Benny Dröscher has recently had a solo exhibition in the London-based gallery Rokeby and will in the coming year have solo exhibitions abroad in Bergen Kunsthall, Norway and in Blindarte contemporanea, Naples, Italy among others. MOGADISHNI will be showing paintings by Dröscher at Zoo art fair, London and Pulse art fair, Miami.

Benny Dröscher will be present at the opening.

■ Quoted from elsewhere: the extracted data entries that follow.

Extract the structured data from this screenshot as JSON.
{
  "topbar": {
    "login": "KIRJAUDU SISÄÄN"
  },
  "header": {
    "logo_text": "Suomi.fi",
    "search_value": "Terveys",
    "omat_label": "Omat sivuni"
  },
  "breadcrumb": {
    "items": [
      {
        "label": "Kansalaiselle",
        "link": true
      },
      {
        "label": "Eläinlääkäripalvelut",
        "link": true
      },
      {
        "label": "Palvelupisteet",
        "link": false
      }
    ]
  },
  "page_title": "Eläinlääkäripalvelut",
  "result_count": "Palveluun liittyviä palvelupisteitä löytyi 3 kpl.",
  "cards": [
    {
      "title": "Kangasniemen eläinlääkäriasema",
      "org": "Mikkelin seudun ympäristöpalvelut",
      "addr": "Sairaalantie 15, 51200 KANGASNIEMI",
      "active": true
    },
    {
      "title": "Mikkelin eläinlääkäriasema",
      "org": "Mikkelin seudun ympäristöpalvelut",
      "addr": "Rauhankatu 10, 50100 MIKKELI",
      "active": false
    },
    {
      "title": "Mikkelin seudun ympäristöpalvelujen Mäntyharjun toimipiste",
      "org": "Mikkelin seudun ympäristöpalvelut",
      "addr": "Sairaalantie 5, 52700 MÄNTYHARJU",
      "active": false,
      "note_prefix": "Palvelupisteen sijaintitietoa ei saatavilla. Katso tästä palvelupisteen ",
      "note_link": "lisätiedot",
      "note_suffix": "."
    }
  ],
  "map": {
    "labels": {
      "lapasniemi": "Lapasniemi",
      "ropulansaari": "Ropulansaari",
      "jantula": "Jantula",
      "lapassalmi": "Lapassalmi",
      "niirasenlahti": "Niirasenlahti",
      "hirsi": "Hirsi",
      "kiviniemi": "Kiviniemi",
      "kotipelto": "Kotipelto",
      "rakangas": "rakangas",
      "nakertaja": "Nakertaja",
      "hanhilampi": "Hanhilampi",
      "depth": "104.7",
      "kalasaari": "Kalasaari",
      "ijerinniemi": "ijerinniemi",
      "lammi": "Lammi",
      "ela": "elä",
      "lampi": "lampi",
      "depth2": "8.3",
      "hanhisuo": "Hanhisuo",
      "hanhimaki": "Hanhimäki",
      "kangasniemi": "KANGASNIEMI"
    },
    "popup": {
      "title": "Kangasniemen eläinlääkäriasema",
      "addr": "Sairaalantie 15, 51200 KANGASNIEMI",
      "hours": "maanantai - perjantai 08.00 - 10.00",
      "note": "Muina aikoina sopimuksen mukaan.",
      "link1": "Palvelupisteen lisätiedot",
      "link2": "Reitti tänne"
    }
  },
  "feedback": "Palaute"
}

BENJI WHALEN (US): “CLAUSTROTOPIA”

MOGADISHNI CPH is furthermore proud to present the second solo exhibition in the gallery by America artist Benji Whalen who will be showing a wide spectrum of his artistic expressions. The works presented in the exhibition will be his well-known stuffed fabric arms embroidered with colourful tattoo imagery, polymer clay sculptures, watercolour and oil paintings plus a sculpture of stuffed fabric and clothing. Whalen’s work often fuses the feminine and the masculine. In his art he points to a so called “female tradition” but by fusing this with an aggressive imagery it forms a clash in the viewers mind between the soft and the hard – and therefore his works surprisingly infuse the traditional feminine craft of needlepoint with an attitude of bold machismo. The soft sculptures of arms also pose an identity question to the viewer about its absent owner and one can invent a suitable identity for this hidden character.
The new clay and fabric sculptures are absurd piles of human beings in fights with body parts sticking out. We both crave and fear the company of others, as the exhibition title CLAUSTROTOPIA suggests. The entangled bodies in the sculptures are physically close to such a degree that it borders on claustrophobia and causes aggression, and the notion of togetherness and peaceful coexistence therefore becomes a utopia. As always in Whalen’s work, optimism and pessimism, faith and dejection, adoration and disgust, and most importantly humour and sadness are always simultaneously present.

Later this year Benji Whalen will participate in a group exhibition called “Pricked: extreme embroidery” at the Museum of Arts & Design in New York.